If you’ve had a hard time obtaining medical cannabis, things are about to get easier.
The Utah Department of Health, along with medical cannabis pharmacies, launched a program Wednesday that will increase access for patients who qualify. The program will allow any Utah-licensed physician, physician assistant, podiatrist and advanced practice medical nurse with a controlled substance license, to recommend medical cannabis for up to 15 of their adult patients. That adds up to more than 21,000 medical providers who will now be able to help patients diagnosed with a qualifying condition.
“This program expands access to medical cannabis for qualifying patients by increasing the number of clinicians who have the option to recommend medical cannabis,” said Richard Oborn, with the UDOH Center for Medical Cannabis. “In the past, adult patients had to obtain a recommendation from one of the 800 providers who were registered with the Utah Department of Health, but that is no longer the case.”
The Utah Medical Cannabis Act gives specific designation to these medical providers, according to Oborn. Patients younger than 21 will still be required to obtain medical cannabis recommendations from providers registered with the state health department.
Some conditions that qualify include AIDS/HIV, Alzheimer’s, amyotrophic lateral sclerosis (ALS), cancer, persistent nausea resistant to treatment, Crohn’s disease, multiple sclerosis, epilepsy, terminal illnesses and persistent pain. Hospice patients are also qualified.

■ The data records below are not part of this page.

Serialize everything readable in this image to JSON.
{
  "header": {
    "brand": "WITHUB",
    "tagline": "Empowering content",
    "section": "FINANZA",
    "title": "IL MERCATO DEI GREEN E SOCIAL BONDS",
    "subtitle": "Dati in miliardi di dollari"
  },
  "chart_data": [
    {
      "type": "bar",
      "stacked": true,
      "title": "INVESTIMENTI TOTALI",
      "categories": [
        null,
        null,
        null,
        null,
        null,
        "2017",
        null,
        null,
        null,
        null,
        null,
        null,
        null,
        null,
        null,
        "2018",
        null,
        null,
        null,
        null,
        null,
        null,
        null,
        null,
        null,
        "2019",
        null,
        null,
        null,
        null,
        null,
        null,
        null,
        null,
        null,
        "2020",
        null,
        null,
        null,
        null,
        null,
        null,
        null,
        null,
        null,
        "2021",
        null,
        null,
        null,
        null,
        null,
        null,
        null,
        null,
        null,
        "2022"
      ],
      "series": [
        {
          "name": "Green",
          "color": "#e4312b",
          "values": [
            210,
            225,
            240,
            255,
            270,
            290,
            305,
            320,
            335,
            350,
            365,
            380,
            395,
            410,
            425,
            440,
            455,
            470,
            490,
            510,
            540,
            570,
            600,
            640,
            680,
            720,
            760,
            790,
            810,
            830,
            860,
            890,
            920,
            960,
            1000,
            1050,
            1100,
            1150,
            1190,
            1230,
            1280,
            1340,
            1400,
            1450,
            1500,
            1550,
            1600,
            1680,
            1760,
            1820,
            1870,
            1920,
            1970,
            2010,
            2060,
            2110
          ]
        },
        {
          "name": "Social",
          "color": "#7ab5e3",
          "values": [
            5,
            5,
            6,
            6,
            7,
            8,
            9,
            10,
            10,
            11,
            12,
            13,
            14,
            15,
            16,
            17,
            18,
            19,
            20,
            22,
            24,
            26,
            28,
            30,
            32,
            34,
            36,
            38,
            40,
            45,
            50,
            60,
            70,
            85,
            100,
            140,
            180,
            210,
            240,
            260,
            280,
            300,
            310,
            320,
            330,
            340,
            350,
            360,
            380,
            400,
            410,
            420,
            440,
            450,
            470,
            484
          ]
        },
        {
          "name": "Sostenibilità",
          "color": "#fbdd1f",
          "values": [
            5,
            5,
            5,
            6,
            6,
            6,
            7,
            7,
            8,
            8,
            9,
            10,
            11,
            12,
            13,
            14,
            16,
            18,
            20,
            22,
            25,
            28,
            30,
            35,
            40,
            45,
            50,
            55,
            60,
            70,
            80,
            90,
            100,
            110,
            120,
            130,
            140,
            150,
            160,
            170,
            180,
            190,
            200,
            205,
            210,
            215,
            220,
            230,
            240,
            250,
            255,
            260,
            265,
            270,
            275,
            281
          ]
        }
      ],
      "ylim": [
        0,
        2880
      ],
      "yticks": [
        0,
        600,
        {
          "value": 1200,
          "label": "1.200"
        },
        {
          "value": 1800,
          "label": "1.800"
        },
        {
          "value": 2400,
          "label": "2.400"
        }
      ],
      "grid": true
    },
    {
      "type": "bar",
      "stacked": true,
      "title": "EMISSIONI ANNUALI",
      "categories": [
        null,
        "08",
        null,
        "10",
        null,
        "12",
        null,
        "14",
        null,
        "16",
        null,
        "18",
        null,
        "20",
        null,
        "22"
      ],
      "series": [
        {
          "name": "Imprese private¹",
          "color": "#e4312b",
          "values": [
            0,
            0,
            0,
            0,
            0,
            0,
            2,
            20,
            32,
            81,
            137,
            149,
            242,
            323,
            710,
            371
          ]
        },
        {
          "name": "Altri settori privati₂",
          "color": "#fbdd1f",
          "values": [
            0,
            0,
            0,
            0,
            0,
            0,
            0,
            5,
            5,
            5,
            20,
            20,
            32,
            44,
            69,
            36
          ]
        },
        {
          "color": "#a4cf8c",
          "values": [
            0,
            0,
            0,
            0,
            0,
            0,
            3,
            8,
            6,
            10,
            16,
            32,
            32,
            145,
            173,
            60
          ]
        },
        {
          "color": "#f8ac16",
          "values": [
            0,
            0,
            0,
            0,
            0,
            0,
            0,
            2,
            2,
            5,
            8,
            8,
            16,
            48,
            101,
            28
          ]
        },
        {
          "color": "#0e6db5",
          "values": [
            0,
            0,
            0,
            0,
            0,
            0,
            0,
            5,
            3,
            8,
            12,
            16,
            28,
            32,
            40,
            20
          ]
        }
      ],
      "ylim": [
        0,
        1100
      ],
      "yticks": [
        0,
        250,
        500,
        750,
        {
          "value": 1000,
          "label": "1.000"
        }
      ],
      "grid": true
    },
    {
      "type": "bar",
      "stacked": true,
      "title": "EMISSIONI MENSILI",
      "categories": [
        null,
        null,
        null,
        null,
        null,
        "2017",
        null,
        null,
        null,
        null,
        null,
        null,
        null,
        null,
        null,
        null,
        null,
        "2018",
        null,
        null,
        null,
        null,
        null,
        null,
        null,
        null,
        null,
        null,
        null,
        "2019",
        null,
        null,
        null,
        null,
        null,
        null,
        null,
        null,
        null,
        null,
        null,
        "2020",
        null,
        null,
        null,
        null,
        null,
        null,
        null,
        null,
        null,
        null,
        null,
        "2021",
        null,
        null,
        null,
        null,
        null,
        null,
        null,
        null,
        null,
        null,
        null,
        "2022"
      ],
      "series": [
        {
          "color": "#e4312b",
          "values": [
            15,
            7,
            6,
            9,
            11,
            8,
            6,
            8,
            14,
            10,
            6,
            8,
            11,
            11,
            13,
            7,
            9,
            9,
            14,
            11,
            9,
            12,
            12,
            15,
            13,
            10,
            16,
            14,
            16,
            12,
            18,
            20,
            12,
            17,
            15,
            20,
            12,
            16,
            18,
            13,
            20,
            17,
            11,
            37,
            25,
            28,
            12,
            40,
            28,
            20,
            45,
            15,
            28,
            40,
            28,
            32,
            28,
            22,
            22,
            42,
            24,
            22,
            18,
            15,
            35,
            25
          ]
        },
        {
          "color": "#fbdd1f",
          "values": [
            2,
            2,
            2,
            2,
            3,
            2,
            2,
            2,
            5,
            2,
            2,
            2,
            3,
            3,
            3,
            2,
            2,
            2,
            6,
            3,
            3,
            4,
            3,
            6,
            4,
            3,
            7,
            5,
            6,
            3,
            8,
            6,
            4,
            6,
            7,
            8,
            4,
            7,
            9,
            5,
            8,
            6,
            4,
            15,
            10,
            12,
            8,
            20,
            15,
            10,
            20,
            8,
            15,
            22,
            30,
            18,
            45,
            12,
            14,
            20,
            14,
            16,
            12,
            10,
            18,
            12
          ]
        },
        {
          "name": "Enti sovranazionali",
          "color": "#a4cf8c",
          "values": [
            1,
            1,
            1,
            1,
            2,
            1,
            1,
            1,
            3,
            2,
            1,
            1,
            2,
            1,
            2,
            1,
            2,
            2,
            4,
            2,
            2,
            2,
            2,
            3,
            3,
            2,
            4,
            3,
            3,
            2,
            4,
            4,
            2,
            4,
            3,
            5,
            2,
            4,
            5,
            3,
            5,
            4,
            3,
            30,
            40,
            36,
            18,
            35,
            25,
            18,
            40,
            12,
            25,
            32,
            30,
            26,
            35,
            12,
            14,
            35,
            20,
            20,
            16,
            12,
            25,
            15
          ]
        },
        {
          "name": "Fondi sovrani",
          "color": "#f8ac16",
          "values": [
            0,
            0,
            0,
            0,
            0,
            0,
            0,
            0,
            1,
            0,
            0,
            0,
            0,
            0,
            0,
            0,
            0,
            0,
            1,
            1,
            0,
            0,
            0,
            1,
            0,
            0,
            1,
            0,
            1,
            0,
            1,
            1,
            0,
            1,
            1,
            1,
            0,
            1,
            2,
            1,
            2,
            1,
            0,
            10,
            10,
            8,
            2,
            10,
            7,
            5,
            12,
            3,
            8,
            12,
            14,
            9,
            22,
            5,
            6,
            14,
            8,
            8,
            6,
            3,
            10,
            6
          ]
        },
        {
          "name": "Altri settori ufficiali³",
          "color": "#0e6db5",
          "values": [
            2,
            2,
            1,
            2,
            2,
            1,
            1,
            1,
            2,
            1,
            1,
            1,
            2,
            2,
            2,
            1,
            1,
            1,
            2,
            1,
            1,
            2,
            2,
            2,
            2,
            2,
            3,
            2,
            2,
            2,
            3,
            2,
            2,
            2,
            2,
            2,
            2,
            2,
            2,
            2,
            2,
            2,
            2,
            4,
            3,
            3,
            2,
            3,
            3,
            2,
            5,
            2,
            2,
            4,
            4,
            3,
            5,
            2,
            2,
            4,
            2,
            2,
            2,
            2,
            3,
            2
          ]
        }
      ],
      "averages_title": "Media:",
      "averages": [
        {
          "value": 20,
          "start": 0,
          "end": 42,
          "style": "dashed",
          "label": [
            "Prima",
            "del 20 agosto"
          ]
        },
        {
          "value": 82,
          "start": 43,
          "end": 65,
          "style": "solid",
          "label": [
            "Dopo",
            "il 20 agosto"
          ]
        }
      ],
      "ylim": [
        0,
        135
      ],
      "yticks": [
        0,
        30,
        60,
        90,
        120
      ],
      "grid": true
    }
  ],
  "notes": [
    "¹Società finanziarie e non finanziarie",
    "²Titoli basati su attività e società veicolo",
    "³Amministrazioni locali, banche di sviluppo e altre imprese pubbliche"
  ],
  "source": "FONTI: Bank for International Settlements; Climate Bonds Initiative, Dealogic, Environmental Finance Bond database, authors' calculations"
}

According to University of Utah Health, medical cannabis, also known as medical marijuana, comes from two chemical compounds in the cannabis plant — delta-9 tetrahydrocannainol (THC) and cannabidiol (CBD). The CBD part of the substance is not psychoactive. However, THC is, and that’s the component that causes users to become “high.” Currently, cannabis for medical use is not approved by the Food and Drug Administration. Several studies have also shown that medical cannabis can be harmful in some individuals and can alter judgment and decision making, interfere with concentration and short-term memory, reduce reaction time and interfere with anti-seizure medications.
Another harmful side effect can be addiction, also known as cannabis use disorder, according to research presented at this year’s American Heart Association’s virtual Scientific Sessions. The research showed a growing number of people under the age of 50 are being diagnosed with the disorder and have been hospitalized with a heart attack. The AHA issued a recommendation not to smoke or vaporize any product containing cannabis because of its potential harm on cardiovascular health, and called for more research in cannabis use among youth and high-risk populations.

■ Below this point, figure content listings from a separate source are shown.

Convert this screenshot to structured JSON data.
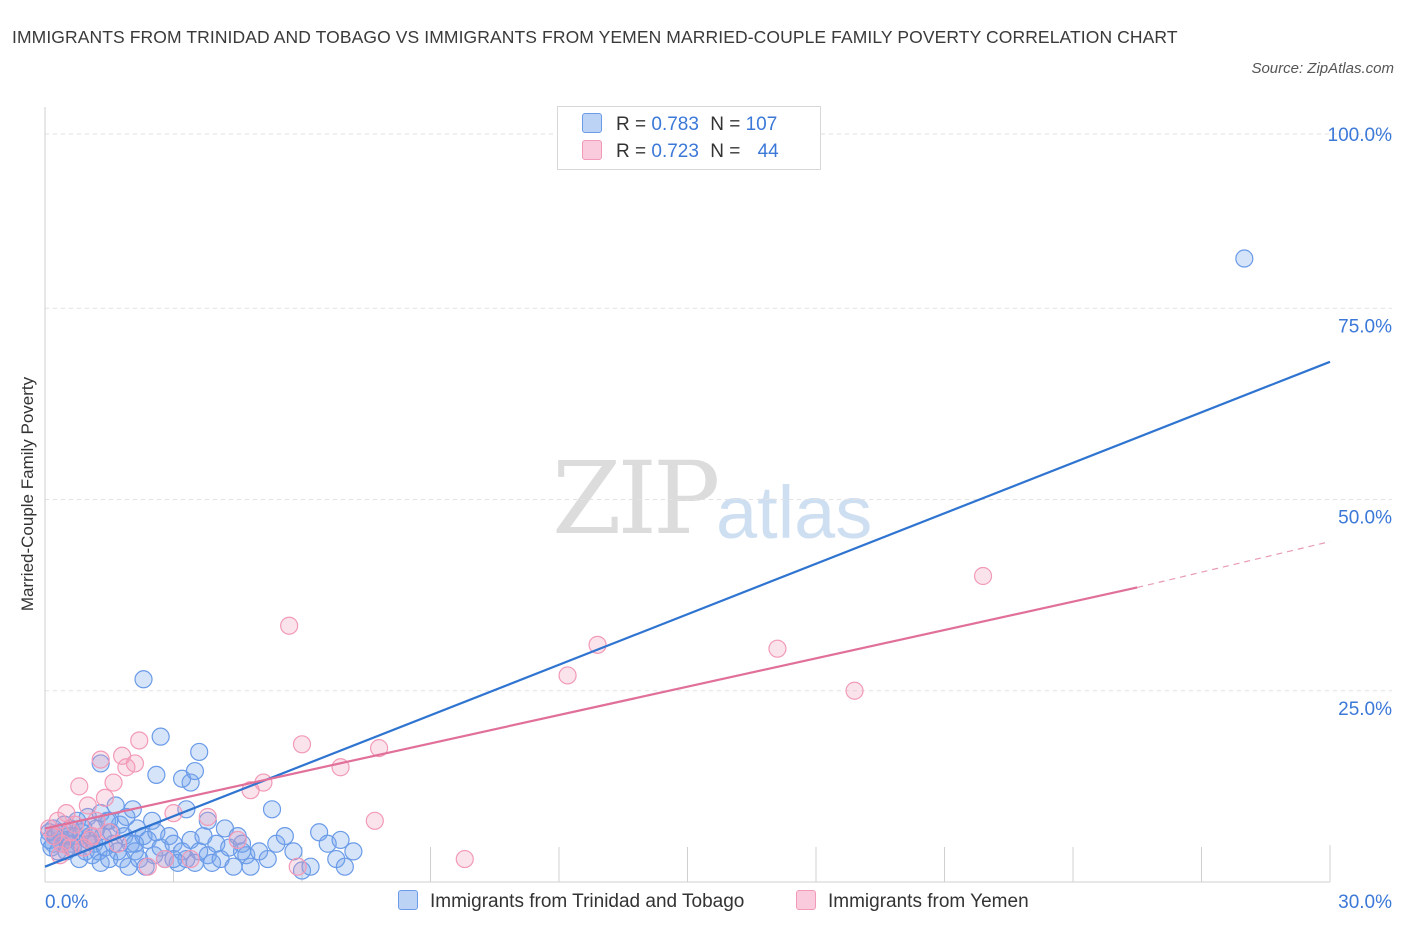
{
  "title": "IMMIGRANTS FROM TRINIDAD AND TOBAGO VS IMMIGRANTS FROM YEMEN MARRIED-COUPLE FAMILY POVERTY CORRELATION CHART",
  "source": "Source: ZipAtlas.com",
  "watermark": {
    "zip": "ZIP",
    "atlas": "atlas"
  },
  "legend_top": {
    "rows": [
      {
        "r_label": "R =",
        "r_value": "0.783",
        "n_label": "N =",
        "n_value": "107"
      },
      {
        "r_label": "R =",
        "r_value": "0.723",
        "n_label": "N =",
        "n_value": "44"
      }
    ]
  },
  "chart_data": {
    "type": "scatter",
    "title": "IMMIGRANTS FROM TRINIDAD AND TOBAGO VS IMMIGRANTS FROM YEMEN MARRIED-COUPLE FAMILY POVERTY CORRELATION CHART",
    "xlabel": "",
    "ylabel": "Married-Couple Family Poverty",
    "xlim": [
      0,
      30
    ],
    "ylim": [
      0,
      100
    ],
    "x_tick_labels": [
      "0.0%",
      "30.0%"
    ],
    "y_tick_labels": [
      "100.0%",
      "75.0%",
      "50.0%",
      "25.0%"
    ],
    "y_ticks": [
      100,
      75,
      50,
      25
    ],
    "grid": true,
    "legend_position": "bottom",
    "colors": {
      "blue": "#3b78d8",
      "pink": "#e0709a"
    },
    "series": [
      {
        "name": "Immigrants from Trinidad and Tobago",
        "color": "#6a9be8",
        "trend": {
          "x": [
            0,
            30
          ],
          "y": [
            2,
            68
          ]
        },
        "points": [
          [
            0.1,
            5.5
          ],
          [
            0.1,
            6.5
          ],
          [
            0.15,
            4.5
          ],
          [
            0.2,
            7
          ],
          [
            0.2,
            5
          ],
          [
            0.25,
            6
          ],
          [
            0.3,
            4
          ],
          [
            0.35,
            6.5
          ],
          [
            0.4,
            5
          ],
          [
            0.45,
            7.5
          ],
          [
            0.5,
            5.5
          ],
          [
            0.5,
            4
          ],
          [
            0.55,
            6
          ],
          [
            0.6,
            7
          ],
          [
            0.6,
            5
          ],
          [
            0.65,
            4.5
          ],
          [
            0.7,
            6
          ],
          [
            0.75,
            8
          ],
          [
            0.8,
            5
          ],
          [
            0.8,
            3
          ],
          [
            0.85,
            6.5
          ],
          [
            0.9,
            7
          ],
          [
            0.95,
            4
          ],
          [
            1.0,
            5.5
          ],
          [
            1.0,
            8.5
          ],
          [
            1.05,
            6
          ],
          [
            1.1,
            3.5
          ],
          [
            1.15,
            5
          ],
          [
            1.2,
            7
          ],
          [
            1.25,
            4
          ],
          [
            1.3,
            9
          ],
          [
            1.3,
            2.5
          ],
          [
            1.35,
            6
          ],
          [
            1.4,
            4.5
          ],
          [
            1.45,
            8
          ],
          [
            1.5,
            3
          ],
          [
            1.55,
            6.5
          ],
          [
            1.6,
            5
          ],
          [
            1.65,
            10
          ],
          [
            1.7,
            4
          ],
          [
            1.75,
            7.5
          ],
          [
            1.8,
            3
          ],
          [
            1.85,
            6
          ],
          [
            1.9,
            8.5
          ],
          [
            1.95,
            2
          ],
          [
            2.0,
            5
          ],
          [
            2.05,
            9.5
          ],
          [
            2.1,
            4
          ],
          [
            2.15,
            7
          ],
          [
            2.2,
            3
          ],
          [
            2.3,
            6
          ],
          [
            2.35,
            2
          ],
          [
            2.4,
            5.5
          ],
          [
            2.5,
            8
          ],
          [
            2.55,
            3.5
          ],
          [
            2.6,
            6.5
          ],
          [
            2.7,
            4.5
          ],
          [
            2.8,
            3
          ],
          [
            2.9,
            6
          ],
          [
            3.0,
            5
          ],
          [
            3.1,
            2.5
          ],
          [
            3.2,
            4
          ],
          [
            3.3,
            3
          ],
          [
            3.4,
            5.5
          ],
          [
            3.5,
            2.5
          ],
          [
            3.6,
            4
          ],
          [
            3.7,
            6
          ],
          [
            3.8,
            3.5
          ],
          [
            3.9,
            2.5
          ],
          [
            4.0,
            5
          ],
          [
            4.1,
            3
          ],
          [
            4.2,
            7
          ],
          [
            4.3,
            4.5
          ],
          [
            4.4,
            2
          ],
          [
            4.5,
            6
          ],
          [
            4.6,
            4
          ],
          [
            4.7,
            3.5
          ],
          [
            4.8,
            2
          ],
          [
            5.0,
            4
          ],
          [
            5.2,
            3
          ],
          [
            5.4,
            5
          ],
          [
            5.6,
            6
          ],
          [
            5.8,
            4
          ],
          [
            6.0,
            1.5
          ],
          [
            6.2,
            2
          ],
          [
            6.4,
            6.5
          ],
          [
            6.6,
            5
          ],
          [
            6.8,
            3
          ],
          [
            7.0,
            2
          ],
          [
            7.2,
            4
          ],
          [
            2.3,
            26.5
          ],
          [
            2.7,
            19
          ],
          [
            3.6,
            17
          ],
          [
            2.6,
            14
          ],
          [
            3.4,
            13
          ],
          [
            3.2,
            13.5
          ],
          [
            3.5,
            14.5
          ],
          [
            1.3,
            15.5
          ],
          [
            3.3,
            9.5
          ],
          [
            3.8,
            8
          ],
          [
            5.3,
            9.5
          ],
          [
            6.9,
            5.5
          ],
          [
            2.1,
            5
          ],
          [
            1.5,
            8
          ],
          [
            3.0,
            3
          ],
          [
            4.6,
            5
          ],
          [
            28.0,
            81.5
          ]
        ]
      },
      {
        "name": "Immigrants from Yemen",
        "color": "#f29ab8",
        "trend": {
          "x": [
            0,
            25.5
          ],
          "y": [
            7,
            38.5
          ],
          "dashed_x": [
            25.5,
            30
          ],
          "dashed_y": [
            38.5,
            44.5
          ]
        },
        "points": [
          [
            0.1,
            7
          ],
          [
            0.2,
            6
          ],
          [
            0.3,
            8
          ],
          [
            0.4,
            5
          ],
          [
            0.5,
            9
          ],
          [
            0.6,
            6.5
          ],
          [
            0.7,
            7.5
          ],
          [
            0.8,
            12.5
          ],
          [
            0.9,
            4.5
          ],
          [
            1.0,
            10
          ],
          [
            1.05,
            5.5
          ],
          [
            1.1,
            6
          ],
          [
            1.2,
            8
          ],
          [
            1.3,
            16
          ],
          [
            1.4,
            11
          ],
          [
            1.5,
            6.5
          ],
          [
            1.6,
            13
          ],
          [
            1.7,
            5
          ],
          [
            1.8,
            16.5
          ],
          [
            1.9,
            15
          ],
          [
            2.1,
            15.5
          ],
          [
            2.2,
            18.5
          ],
          [
            2.4,
            2
          ],
          [
            2.8,
            3
          ],
          [
            3.0,
            9
          ],
          [
            3.4,
            3
          ],
          [
            3.8,
            8.5
          ],
          [
            4.5,
            5.5
          ],
          [
            4.8,
            12
          ],
          [
            5.1,
            13
          ],
          [
            5.7,
            33.5
          ],
          [
            5.9,
            2
          ],
          [
            6.0,
            18
          ],
          [
            6.9,
            15
          ],
          [
            7.8,
            17.5
          ],
          [
            7.7,
            8
          ],
          [
            9.8,
            3
          ],
          [
            12.2,
            27
          ],
          [
            12.9,
            31
          ],
          [
            17.1,
            30.5
          ],
          [
            18.9,
            25
          ],
          [
            21.9,
            40
          ],
          [
            0.35,
            3.5
          ],
          [
            0.6,
            4.5
          ]
        ]
      }
    ]
  },
  "bottom_legend": [
    {
      "label": "Immigrants from Trinidad and Tobago"
    },
    {
      "label": "Immigrants from Yemen"
    }
  ]
}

“Health care professionals need a greater understanding of the health implications of cannabis, which has the potential to interfere with prescribed medications and/or trigger cardiovascular conditions or events such as heart attacks and strokes,” said Robert Page, chairman of the AHA scientific statement on cannabis.

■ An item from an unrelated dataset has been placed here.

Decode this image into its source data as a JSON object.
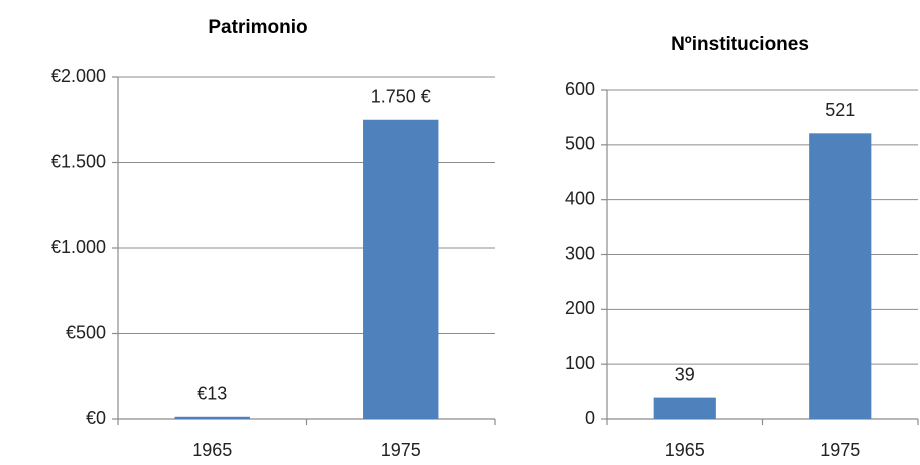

Utah’s medical cannabis program launched in March 2020. To date, there are more than 41,000 Utahns with active medical cannabis cards who can purchase the medical cannabis products from any of the 14 pharmacies in the state. Pharmacies are located in North Logan, Brigham City, South Ogden, West Bountiful, Salt Lake City, South Jordan, Lehi, Provo, Payson, Springville, Cedar City and St. George. A 15th location will open in Price by the end of the year.
During the 2022 Utah Legislative Session, Sen. Daniel Thatcher, R-West Valley City, introduced Senate Bill 46, titled the “Medical Cannabis Patients Protection Amendments.” The bill, which has bipartisan co-sponsors, would add protections for public employees in possession of medical cannabis cards.